— Энни, — повторяю я твердым голосом.

— Мэнни, — говорит Крисси. — К едрене фене.

Но я знаю, что втайне Крисси сам хочет сыграть Энни. Вот поэтому он и смеется.

Все утро мы репетируем «Энни» в саду. Удивительно, но Крисси — тоже, хотя он уже такой взрослый. Он не только отлично справляется с ролью Пеппера, но и читает все реплики мисс Ханниган. Из него получается очень даже убедительная мисс Ханниган. В который раз я горжусь старшим братом. Мы репетируем как одержимые. Я твердо намерена поучаствовать в этом спектакле. Мы будем лучшей компанией сироток из всех возможных претендентов.

Мы делаем небольшой перерыв на обед — крекеры с сыром, которые мы едим, сидя на дереве, словно стайка взлохмаченных толстых птиц.

Потом мы еще репетируем до четырех пополудни, и я звоню в городской драматический театр.

Братья стоят рядом, слушают.

— Добрый день. Я звоню по поводу прослушивания на «Энни», — говорю я своим самым вежливым, самым аристократичным голосом, которым общалась с дяденькой, порывавшимся зарубить Бьянку топором. Это мой голос для «взаимодействия с людьми». Я надеваю его, словно шляпу в церковь, когда говорю с посторонними. — Нас пятеро. Целая труппа! Труппа Морриганов! От новорожденных до пятнадцатилетних! И с нами не нужно много репетировать — мы уже знаем все-все слова.

Я не буду рассказывать, как тетенька из театра сказала, что для участия в спектакле нужно предоставить сертификат о трехлетнем как минимум обучении в танцевальной студии, а также иметь большой опыт любительских постановок, и в этом смысле наша семейная труппа — никакая не труппа, а просто компания толстых, явно тронутых на голову детей, в связи с чем нам предлагается идти лесом.
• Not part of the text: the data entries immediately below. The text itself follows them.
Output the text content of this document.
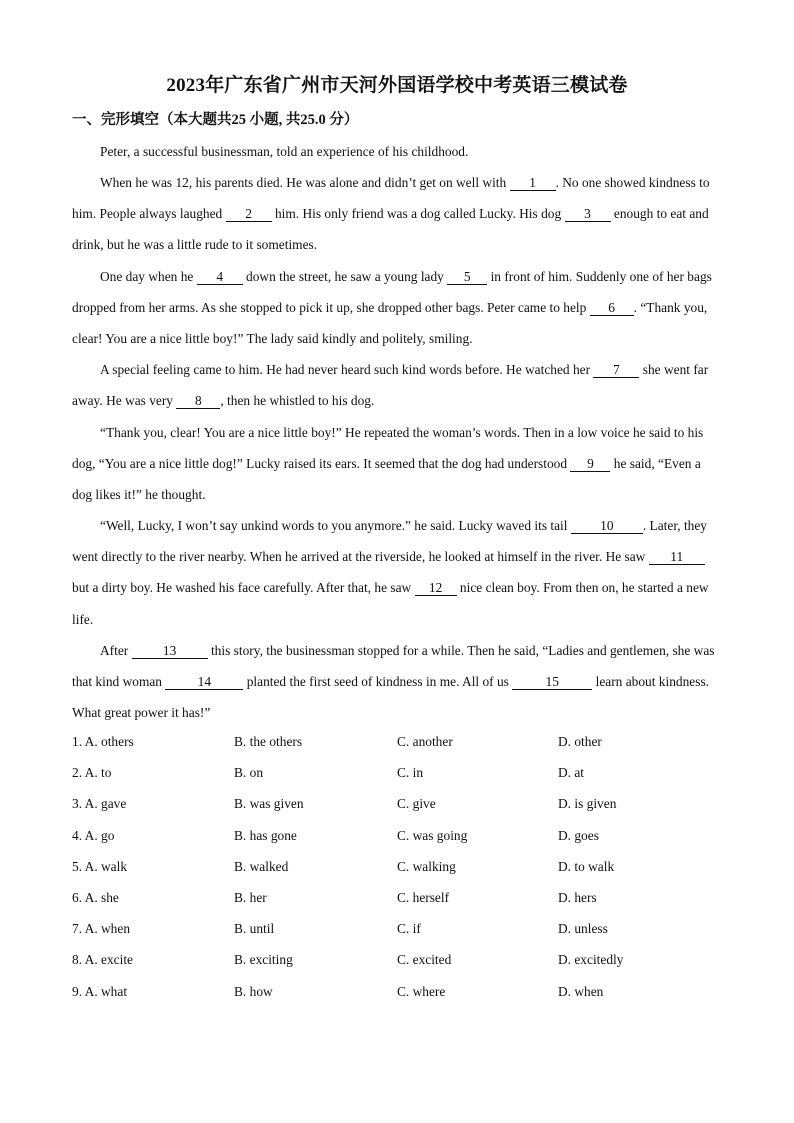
2023年广东省广州市天河外国语学校中考英语三模试卷
一、完形填空（本大题共25 小题, 共25.0 分）

Peter, a successful businessman, told an experience of his childhood.

When he was 12, his parents died. He was alone and didn’t get on well with 1 . No one showed kindness to him. People always laughed 2 him. His only friend was a dog called Lucky. His dog 3 enough to eat and drink, but he was a little rude to it sometimes.

One day when he 4 down the street, he saw a young lady 5 in front of him. Suddenly one of her bags dropped from her arms. As she stopped to pick it up, she dropped other bags. Peter came to help 6 . “Thank you, clear! You are a nice little boy!” The lady said kindly and politely, smiling.

A special feeling came to him. He had never heard such kind words before. He watched her 7 she went far away. He was very 8 , then he whistled to his dog.

“Thank you, clear! You are a nice little boy!” He repeated the woman’s words. Then in a low voice he said to his dog, “You are a nice little dog!” Lucky raised its ears. It seemed that the dog had understood 9 he said, “Even a dog likes it!” he thought.

“Well, Lucky, I won’t say unkind words to you anymore.” he said. Lucky waved its tail 10 . Later, they went directly to the river nearby. When he arrived at the riverside, he looked at himself in the river. He saw 11 but a dirty boy. He washed his face carefully. After that, he saw 12 nice clean boy. From then on, he started a new life.

After 13 this story, the businessman stopped for a while. Then he said, “Ladies and gentlemen, she was that kind woman 14 planted the first seed of kindness in me. All of us 15 learn about kindness. What great power it has!”

1. A. others	B. the others	C. another	D. other
2. A. to	B. on	C. in	D. at
3. A. gave	B. was given	C. give	D. is given
4. A. go	B. has gone	C. was going	D. goes
5. A. walk	B. walked	C. walking	D. to walk
6. A. she	B. her	C. herself	D. hers
7. A. when	B. until	C. if	D. unless
8. A. excite	B. exciting	C. excited	D. excitedly
9. A. what	B. how	C. where	D. when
— Могу вас уверить, что у нас большой опыт в любительстве, — говорю я, когда она упоминает «любительский опыт».

Она не смеется. Никто не смеется над моими шутками. Когда Билл Мюррей говорит что-то подобное, все рыдают от смеха. Жаль, что я не Билл Мюррей. Мне бы очень хотелось им стать. Я надеюсь, что во всех книжках об эволюции, которые я прочитала, все неправда, и я когда-нибудь эволюционирую в Билла Мюррея. Такой у меня план, один из трех.

Я кладу трубку на место и смотрю на братьев. Братья смотрят на меня.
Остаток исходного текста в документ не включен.